Baseada numa peça teatral intitulada Everybody Comes To Rick’s, a película de Curtiz funciona tão bem devido à consistência com a qual foi desenvolvida. Ao abordar a Segunda Grande Guerra enquanto a mesma acontecia, Casablanca traz o absurdo século XX na forma de um amor do passado que retorna ao som da melodia As Times Goes By. Rick e Ilsa sofrem porque percebem naquele mesmo instante que são tão fundamentais quanto insignificantes; o que é uma história do amor quando o mundo está sendo dominado pela barbárie?

E não é por acaso que Richard Blaine se transforma num cínico ao partir sozinho para Casablanca, onde abre o Rick’s Café Américain ao lado de seu fiel companheiro Sam. O cinismo permite-lhe tomar partido na guerra sem levantar suspeitas, como quando lhe perguntam sua nacionalidade e Rick responde sem pestanejar: Eu sou um bêbado. E isso faz dele um cidadão do mundo, completa o Capitão Renault. O diálogo certeiro de um roteiro escrito durante as filmagens. De alguma forma, naqueles tempos interessantes e cruéis, ninguém sabia qual seria o fim das personagens como também não se poderia afirmar quem sairia vencedor da guerra.

Eis a inocência perdida que Curtiz tão bem pontuou ao lado do talento indiscutível de Humphrey Bogart (Rick Blaine) e Ingrid Bergman (Ilsa Lund). Bogart é a alma do filme e Bergman o coração. Enquanto ele faz de tudo para esquecer o passado, ela não foge às lembranças de alguém vítima daquela abominável guerra. Assim, o típico herói, representado pelo marido que Ilsa achava ter sido morto num campo de concentração nazista, só existe porque também outros cidadãos comuns, como Rick e Ilsa, lutaram como lhes era possível, desistindo da Paris pré-guerra, agora ocupada pela França de Vichy.

Apresentando o viés dos Aliados, a produção conta com uma cena em particular que muda profundamente o cinema e, mesmo, toda a cultura ocidental: em seu café, Rick está conversando com Victor Laszlo, o marido de Ilsa, no momento em que soldados alemães entoam o hino de seu país. Indignado, Laszlo pede que a banda toque a Marselhesa, que logo é interpretada vigorosamente pelos presentes, fazendo com que os alemães desistam de sua própria exaltação pátria. Este é o momento de ruptura, tanto no filme quanto da história contemporânea. A partir dali, não há mais volta para Rick e Ilsa, como também está definido o inimigo a quem deve ser calado, seja através de armas (o tiro de Blaine no Major Heinrich Strasser) ou de uma música.

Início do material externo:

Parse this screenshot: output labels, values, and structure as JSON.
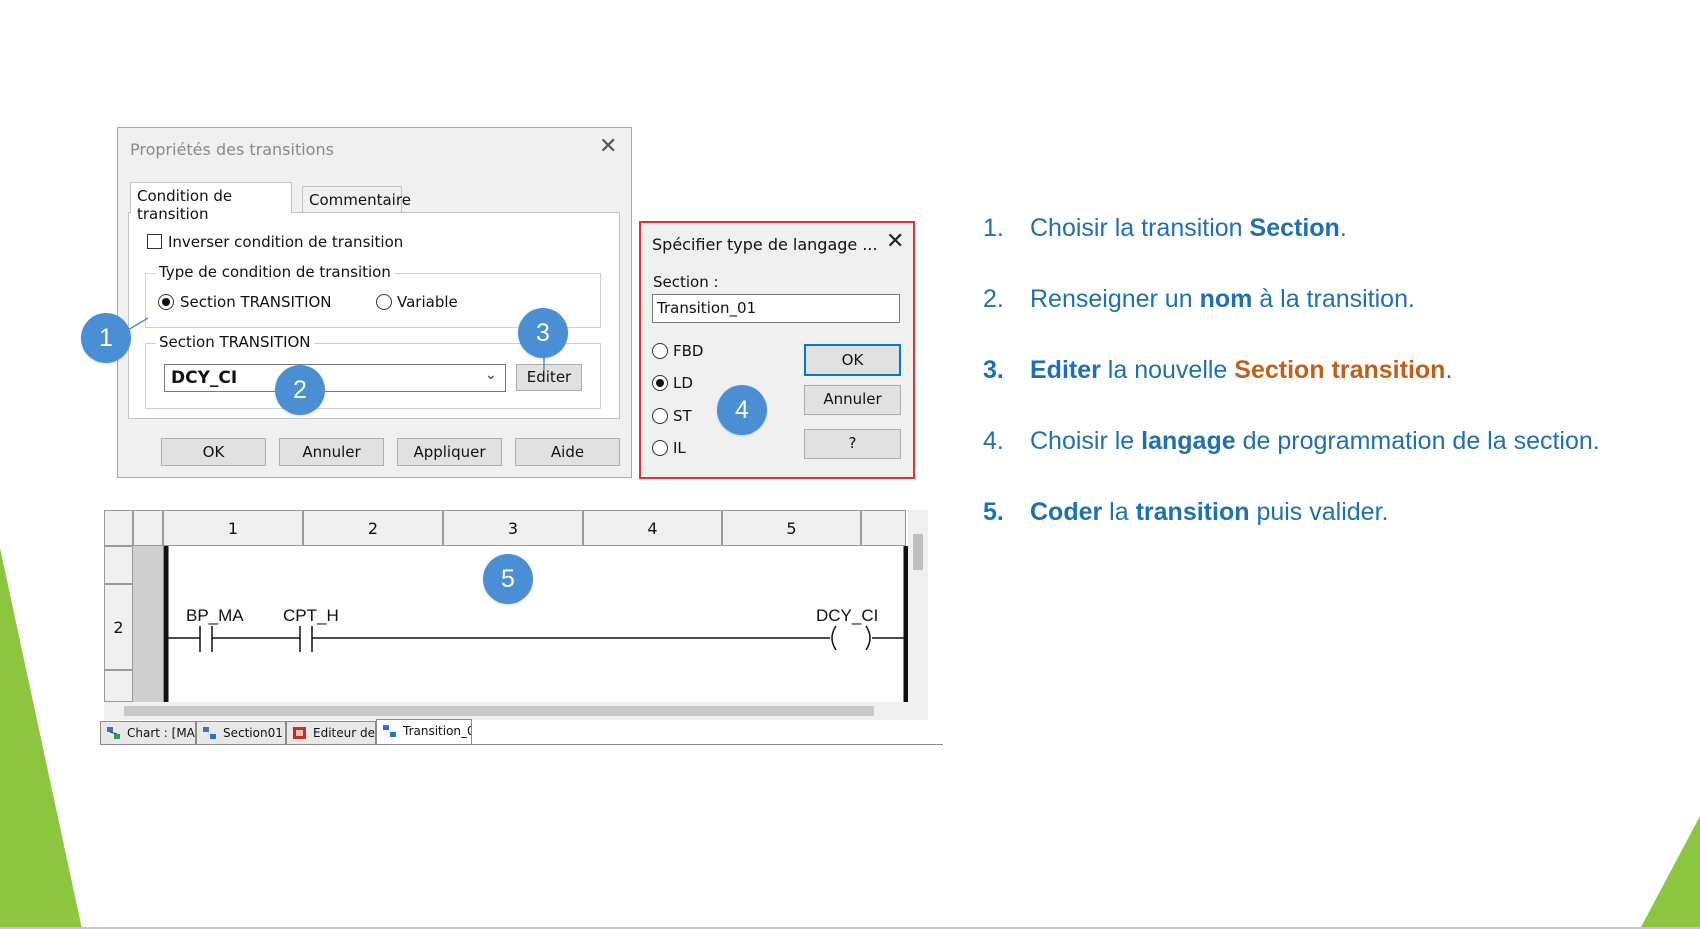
{
  "colors": {
    "accent_blue": "#1f6fb3",
    "bubble_blue": "#4a8fd4",
    "orange": "#c0601a",
    "green": "#8cc63f",
    "red_border": "#e0303a"
  },
  "dialog1": {
    "title": "Propriétés des transitions",
    "tabs": [
      "Condition de transition",
      "Commentaire"
    ],
    "invert_checkbox_label": "Inverser condition de transition",
    "type_group_title": "Type de condition de transition",
    "radio_section_label": "Section TRANSITION",
    "radio_variable_label": "Variable",
    "section_group_title": "Section TRANSITION",
    "section_value": "DCY_CI",
    "edit_button": "Editer",
    "buttons": {
      "ok": "OK",
      "cancel": "Annuler",
      "apply": "Appliquer",
      "help": "Aide"
    }
  },
  "dialog2": {
    "title": "Spécifier type de langage ...",
    "section_label": "Section :",
    "section_value": "Transition_01",
    "languages": [
      "FBD",
      "LD",
      "ST",
      "IL"
    ],
    "selected_language": "LD",
    "buttons": {
      "ok": "OK",
      "cancel": "Annuler",
      "help": "?"
    }
  },
  "ladder": {
    "columns": [
      "1",
      "2",
      "3",
      "4",
      "5"
    ],
    "row_label": "2",
    "contacts": [
      "BP_MA",
      "CPT_H"
    ],
    "coil": "DCY_CI",
    "bottom_tabs": [
      "Chart : [MA...",
      "Section01 <...",
      "Editeur de d...",
      "Transition_0 ..."
    ]
  },
  "bubbles": [
    "1",
    "2",
    "3",
    "4",
    "5"
  ],
  "steps": [
    {
      "num": "1.",
      "pre": "Choisir la transition ",
      "bold": "Section",
      "post": "."
    },
    {
      "num": "2.",
      "pre": "Renseigner un ",
      "bold": "nom",
      "post": " à la transition."
    },
    {
      "num": "3.",
      "bold1": "Editer",
      "mid": " la nouvelle ",
      "orange": "Section transition",
      "post": "."
    },
    {
      "num": "4.",
      "pre": "Choisir le ",
      "bold": "langage",
      "post": " de programmation de la section."
    },
    {
      "num": "5.",
      "bold1": "Coder",
      "mid": " la ",
      "bold2": "transition",
      "post": " puis valider."
    }
  ]
}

A arte não é apenas uma propaganda de guerra, mas uma condição essencial de nossa própria existência. Logo, a Marselhesa é tocada pela banda que entretém os frequentadores do Café Américain, enquanto o hino alemão parte dos bárbaros soldados nazistas. “De todos os bares do mundo, de todas as cidades em todo o mundo, ela entra no meu”, diz para si mesmo Rick, sabendo que não há mais tempo para fugir de quem ele realmente é. “Você é um sentimental”, lhe diz o Capitão Renault, seu mais novo amigo naquele mundo também recente com as cores de Marrocos e do Oriente. O sentimento não é de tristeza, seja como for. Da ausência de amor à amizade que se apresenta entre as nações – o francês Renault e o americano Blaine –, o futuro não é trágico, apesar da guerra.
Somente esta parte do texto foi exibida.